Mustafa Kamal, who is commonly known as Lotus Kamal, has recently applied to Bangladesh Securities and Exchange Commission to allow Kamal and six other sponsor-directors and sponsors to sell 26.14 per cent shares of the company, said the commission sources.
Kamal, who is also the chairman of the parliamentary standing committee on finance ministry and vice-president of the International Cricket Council, and his family members hold 26.14 per cent shares of CMC Kamal while the rest of the shares are held by general investors.
Industry insiders said that if the BSEC gave approval, the shares would be sold to Alif Group, which is engaged in tobacco, real estate, brick manufacturing and poly fibre businesses and other trading activities.
The Alif Group has already bought two other companies of Kamal which are Lotus-Kamal Knitwear Ltd and LK- Unitex Co Ltd, they said.
After the present AL–led government came to power in 2009, CMC Kamal came into limelight during the boom of share market in 2010 and subsequent crash amid alleged massive manipulation in the market.
A government probe committee, headed by Krishi Bank chairman Khondker Ibrahim Khaled, on the stock market crash of 2010-2011, found that share price of CMC-Kamal Textile Mills was sixteen times its face value in 2010 although the company suffered loss in the previous year.
The company suffered a loss of Tk 40 lakh in first quarter of 2009 when its earning per share was Tk 2.61 in the negative.
CMC-Kamal, however, declared 10 per cent dividend for the shareholders at the end of 2009, according to a case study of the probe committee.
In the first quarter of 2010, the company’s share value skyrocketed to Tk 1,600 — sixteen times the face value.
The probe report said that taking the opportunity of the market boom, Kamal and his family members sold shares worth around Tk 20.50 crore in 2010.

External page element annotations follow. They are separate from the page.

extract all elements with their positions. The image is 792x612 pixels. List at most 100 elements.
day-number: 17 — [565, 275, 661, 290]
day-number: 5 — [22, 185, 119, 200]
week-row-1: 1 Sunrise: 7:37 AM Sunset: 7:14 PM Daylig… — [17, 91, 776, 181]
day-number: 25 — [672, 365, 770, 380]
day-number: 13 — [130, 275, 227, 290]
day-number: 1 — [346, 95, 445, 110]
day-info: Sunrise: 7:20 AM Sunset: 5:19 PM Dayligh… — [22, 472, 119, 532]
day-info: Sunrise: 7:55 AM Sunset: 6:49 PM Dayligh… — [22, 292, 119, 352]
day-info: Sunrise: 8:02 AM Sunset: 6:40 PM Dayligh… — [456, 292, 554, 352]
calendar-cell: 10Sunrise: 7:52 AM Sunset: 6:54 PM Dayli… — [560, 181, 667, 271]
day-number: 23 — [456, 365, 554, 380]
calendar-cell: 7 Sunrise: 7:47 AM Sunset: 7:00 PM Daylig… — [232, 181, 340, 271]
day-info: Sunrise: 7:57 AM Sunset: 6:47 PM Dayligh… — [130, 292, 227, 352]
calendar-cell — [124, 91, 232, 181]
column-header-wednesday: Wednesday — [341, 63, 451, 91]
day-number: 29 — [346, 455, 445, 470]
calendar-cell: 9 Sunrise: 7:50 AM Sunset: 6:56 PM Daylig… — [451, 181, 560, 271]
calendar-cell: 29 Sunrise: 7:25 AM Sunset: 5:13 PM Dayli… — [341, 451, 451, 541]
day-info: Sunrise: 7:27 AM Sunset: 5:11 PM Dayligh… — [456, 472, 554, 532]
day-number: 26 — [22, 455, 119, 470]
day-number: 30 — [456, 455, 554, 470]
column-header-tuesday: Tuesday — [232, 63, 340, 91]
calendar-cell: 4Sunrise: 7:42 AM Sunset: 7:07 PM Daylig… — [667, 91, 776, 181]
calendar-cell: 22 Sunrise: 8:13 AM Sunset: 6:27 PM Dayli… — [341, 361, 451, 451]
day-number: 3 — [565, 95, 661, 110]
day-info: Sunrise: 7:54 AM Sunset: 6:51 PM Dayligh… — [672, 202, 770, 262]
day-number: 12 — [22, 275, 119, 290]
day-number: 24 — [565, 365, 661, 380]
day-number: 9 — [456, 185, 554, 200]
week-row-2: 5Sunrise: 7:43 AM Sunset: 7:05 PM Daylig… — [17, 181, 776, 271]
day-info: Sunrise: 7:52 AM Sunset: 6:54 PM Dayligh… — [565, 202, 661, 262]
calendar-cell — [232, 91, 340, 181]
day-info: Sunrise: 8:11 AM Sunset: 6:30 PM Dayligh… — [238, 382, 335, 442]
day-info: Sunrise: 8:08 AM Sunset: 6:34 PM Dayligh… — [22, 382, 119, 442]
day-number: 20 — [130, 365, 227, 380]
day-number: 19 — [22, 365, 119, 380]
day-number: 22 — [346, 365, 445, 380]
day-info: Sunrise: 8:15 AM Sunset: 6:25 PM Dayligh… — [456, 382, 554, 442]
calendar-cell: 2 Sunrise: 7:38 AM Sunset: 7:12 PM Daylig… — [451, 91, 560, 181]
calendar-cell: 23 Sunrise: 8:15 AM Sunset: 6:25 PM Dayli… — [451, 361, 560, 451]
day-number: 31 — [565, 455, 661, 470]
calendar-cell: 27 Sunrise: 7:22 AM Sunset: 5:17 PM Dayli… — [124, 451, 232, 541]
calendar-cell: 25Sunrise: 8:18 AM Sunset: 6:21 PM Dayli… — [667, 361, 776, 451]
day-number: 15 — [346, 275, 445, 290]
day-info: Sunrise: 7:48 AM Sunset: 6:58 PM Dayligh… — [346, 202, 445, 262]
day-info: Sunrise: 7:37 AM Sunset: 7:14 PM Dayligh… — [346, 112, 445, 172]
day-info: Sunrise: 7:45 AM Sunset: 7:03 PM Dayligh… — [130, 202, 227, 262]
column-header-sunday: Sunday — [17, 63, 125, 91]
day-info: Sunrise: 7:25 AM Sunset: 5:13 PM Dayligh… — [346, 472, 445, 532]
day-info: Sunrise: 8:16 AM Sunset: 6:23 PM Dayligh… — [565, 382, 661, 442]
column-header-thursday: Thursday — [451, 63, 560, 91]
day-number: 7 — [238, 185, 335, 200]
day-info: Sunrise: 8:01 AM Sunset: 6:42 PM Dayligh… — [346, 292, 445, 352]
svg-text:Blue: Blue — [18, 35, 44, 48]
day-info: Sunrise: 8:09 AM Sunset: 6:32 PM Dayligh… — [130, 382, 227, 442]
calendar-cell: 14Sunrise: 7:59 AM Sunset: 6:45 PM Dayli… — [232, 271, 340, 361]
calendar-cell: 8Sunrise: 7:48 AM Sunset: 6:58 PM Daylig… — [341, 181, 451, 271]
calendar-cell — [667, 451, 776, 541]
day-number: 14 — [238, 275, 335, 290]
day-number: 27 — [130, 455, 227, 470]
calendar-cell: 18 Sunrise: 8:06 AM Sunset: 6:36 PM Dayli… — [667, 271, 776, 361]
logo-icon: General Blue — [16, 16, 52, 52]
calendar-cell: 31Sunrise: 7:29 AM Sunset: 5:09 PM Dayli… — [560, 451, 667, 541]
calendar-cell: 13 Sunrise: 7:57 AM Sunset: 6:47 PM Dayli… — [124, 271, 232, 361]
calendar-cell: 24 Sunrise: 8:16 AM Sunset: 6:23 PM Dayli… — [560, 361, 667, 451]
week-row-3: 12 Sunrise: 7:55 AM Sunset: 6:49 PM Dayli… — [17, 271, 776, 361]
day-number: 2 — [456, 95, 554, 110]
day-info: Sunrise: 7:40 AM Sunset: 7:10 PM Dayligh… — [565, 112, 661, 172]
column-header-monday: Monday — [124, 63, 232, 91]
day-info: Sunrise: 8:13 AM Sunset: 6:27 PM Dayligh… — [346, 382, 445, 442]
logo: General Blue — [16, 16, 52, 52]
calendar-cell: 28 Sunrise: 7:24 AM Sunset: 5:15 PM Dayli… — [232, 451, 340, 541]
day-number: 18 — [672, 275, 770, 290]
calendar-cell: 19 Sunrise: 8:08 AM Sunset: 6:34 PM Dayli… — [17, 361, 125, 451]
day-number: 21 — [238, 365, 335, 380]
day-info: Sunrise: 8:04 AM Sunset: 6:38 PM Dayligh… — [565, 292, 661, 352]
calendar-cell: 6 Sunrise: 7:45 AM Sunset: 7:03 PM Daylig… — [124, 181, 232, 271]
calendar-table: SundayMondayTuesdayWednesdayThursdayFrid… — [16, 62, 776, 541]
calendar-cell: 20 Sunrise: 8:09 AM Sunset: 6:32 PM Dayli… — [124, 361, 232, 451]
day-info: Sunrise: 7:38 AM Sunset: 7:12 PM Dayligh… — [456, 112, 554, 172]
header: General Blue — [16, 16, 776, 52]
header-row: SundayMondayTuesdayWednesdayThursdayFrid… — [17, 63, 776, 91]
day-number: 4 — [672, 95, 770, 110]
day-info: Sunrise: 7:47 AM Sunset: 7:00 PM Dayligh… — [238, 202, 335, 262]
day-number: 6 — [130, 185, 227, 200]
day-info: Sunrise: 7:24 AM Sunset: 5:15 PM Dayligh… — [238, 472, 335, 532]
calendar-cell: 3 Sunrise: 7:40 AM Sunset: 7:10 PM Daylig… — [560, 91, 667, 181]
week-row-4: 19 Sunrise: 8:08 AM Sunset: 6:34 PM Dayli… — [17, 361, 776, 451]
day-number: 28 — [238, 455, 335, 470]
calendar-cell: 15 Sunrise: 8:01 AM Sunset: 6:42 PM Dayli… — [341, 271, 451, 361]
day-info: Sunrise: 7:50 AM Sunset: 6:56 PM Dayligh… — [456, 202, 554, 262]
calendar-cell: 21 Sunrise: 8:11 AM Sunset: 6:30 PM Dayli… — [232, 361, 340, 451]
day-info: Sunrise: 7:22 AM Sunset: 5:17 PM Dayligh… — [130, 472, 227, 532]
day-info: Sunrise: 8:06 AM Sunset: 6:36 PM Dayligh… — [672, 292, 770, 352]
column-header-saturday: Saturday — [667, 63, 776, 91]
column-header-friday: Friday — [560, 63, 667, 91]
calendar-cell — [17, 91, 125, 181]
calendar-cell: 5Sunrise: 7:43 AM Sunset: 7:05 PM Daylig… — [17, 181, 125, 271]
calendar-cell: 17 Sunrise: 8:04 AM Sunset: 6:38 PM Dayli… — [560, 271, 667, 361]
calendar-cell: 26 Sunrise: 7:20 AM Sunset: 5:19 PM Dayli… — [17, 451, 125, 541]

Following repeated market crash, the share price of CMC Kamal has now come down to Tk 26 with a face value of Tk 10 (or the price stands at Tk 260 if the face value of Tk 100 in 2010 is considered).

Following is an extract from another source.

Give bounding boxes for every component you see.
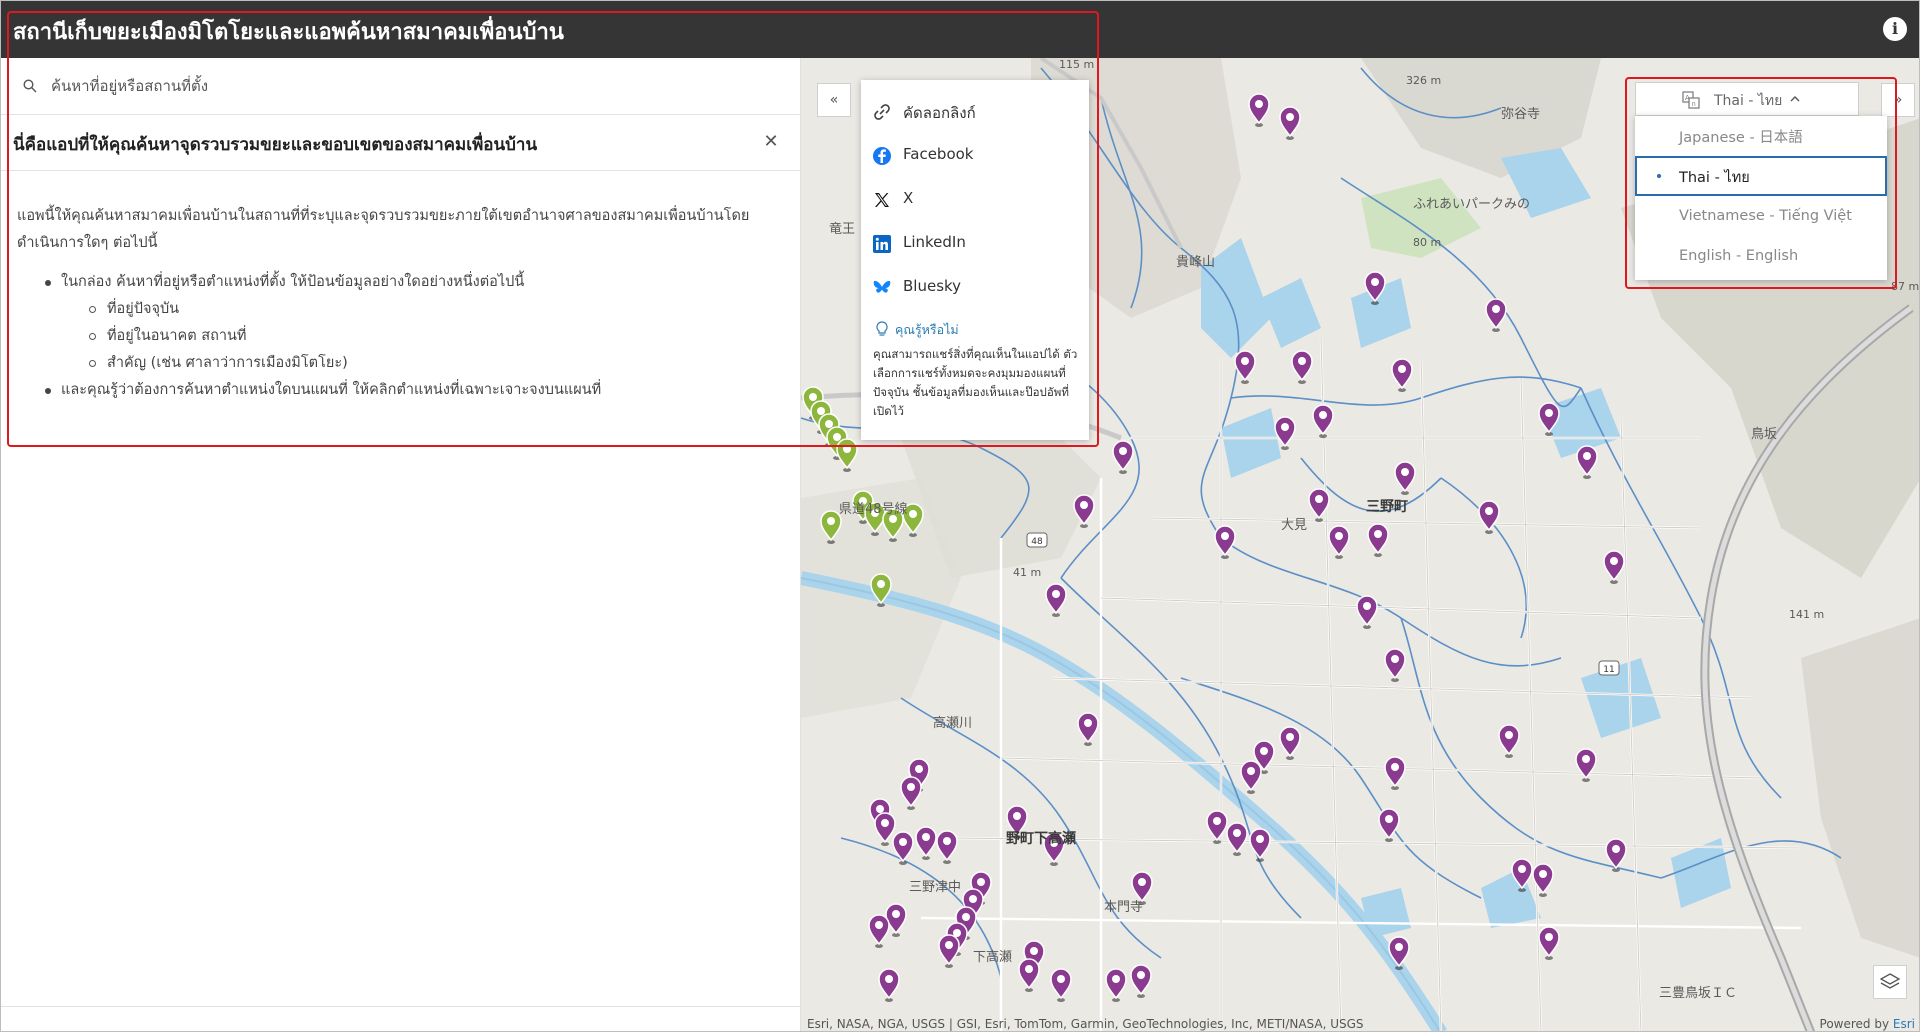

Kamal, however, denied any wrongdoing and continued to claim in last three years that he and his family members did not sell any shares during the boom.
Kamal on Tuesday said that none could prove that he was guilty of stock manipulation as he was not involved in any manipulation.

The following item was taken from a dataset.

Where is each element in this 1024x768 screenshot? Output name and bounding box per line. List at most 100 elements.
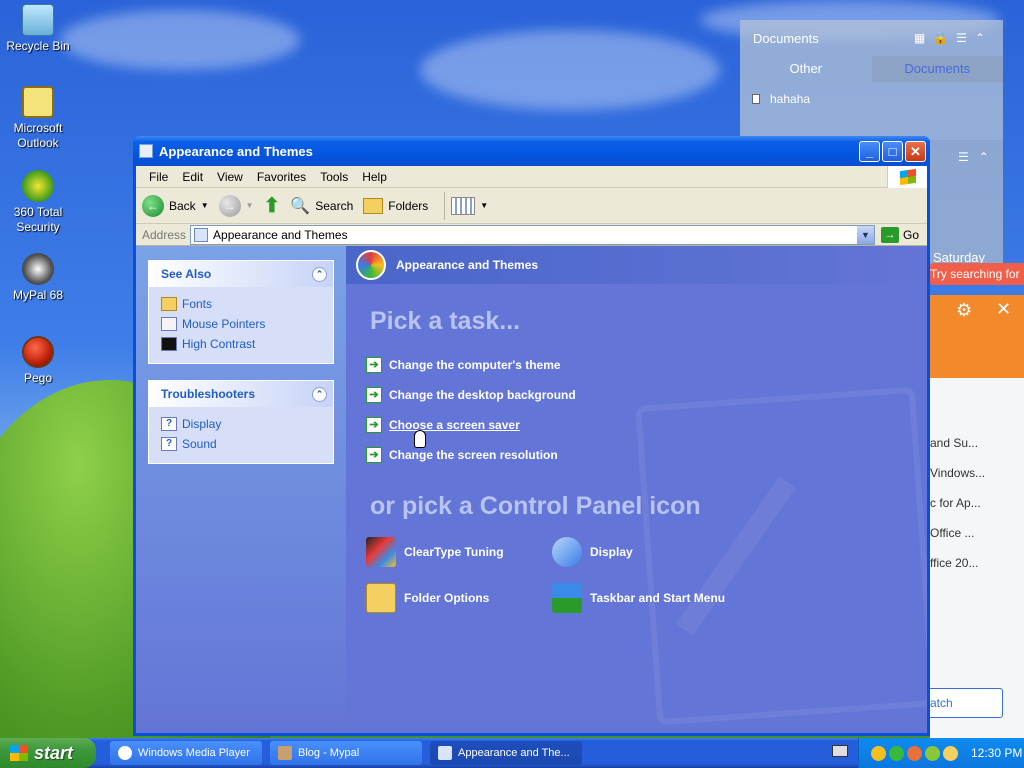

When he was asked why they moved to sell their stakes in CMC Kamal Textiles, Kamal told New Age on Tuesday, ‘We have decided to sell off the entire shares as it has become tough for me to manage time for the company as I have to give time for ICC and for my political activities.’
He said that his daughters were not interested in textile business.
‘If BSEC gives approval, Alif Group will buy the entire 26.14 per cent shares of the company and they will also buy more shares form the stock market to comply with the BSEC directive that made 30 per cent share holding mandatory for the sponsors-directors of every listed company,’ he added.
Officials of BSEC said that although Kamal applied to BSEC in November 4, 2012, the commission only recently started to move the file and sought the Attorney General’s advice on some of the waivers that Kamal wanted for selling the shares.
As per BSEC rules, no sponsor-director can sell any share if the sponsor-directors of the company jointly hold 30 per cent of the total paid-up capital of the company.
As Kamal and his family hold 26.1 per cent shares, they sought exemption from the rules.
They also sought exemption from the rules of lock-in of shares subscribed through rights share issuance.
‘As per the existing rules and regulations of the Bangladesh Securities and Exchange Commission, we could not allow them to transfer shares,’ a senior BSEC official told New Age.
‘We will make our decision after getting opinion form the Attorney General’s office,’ he added.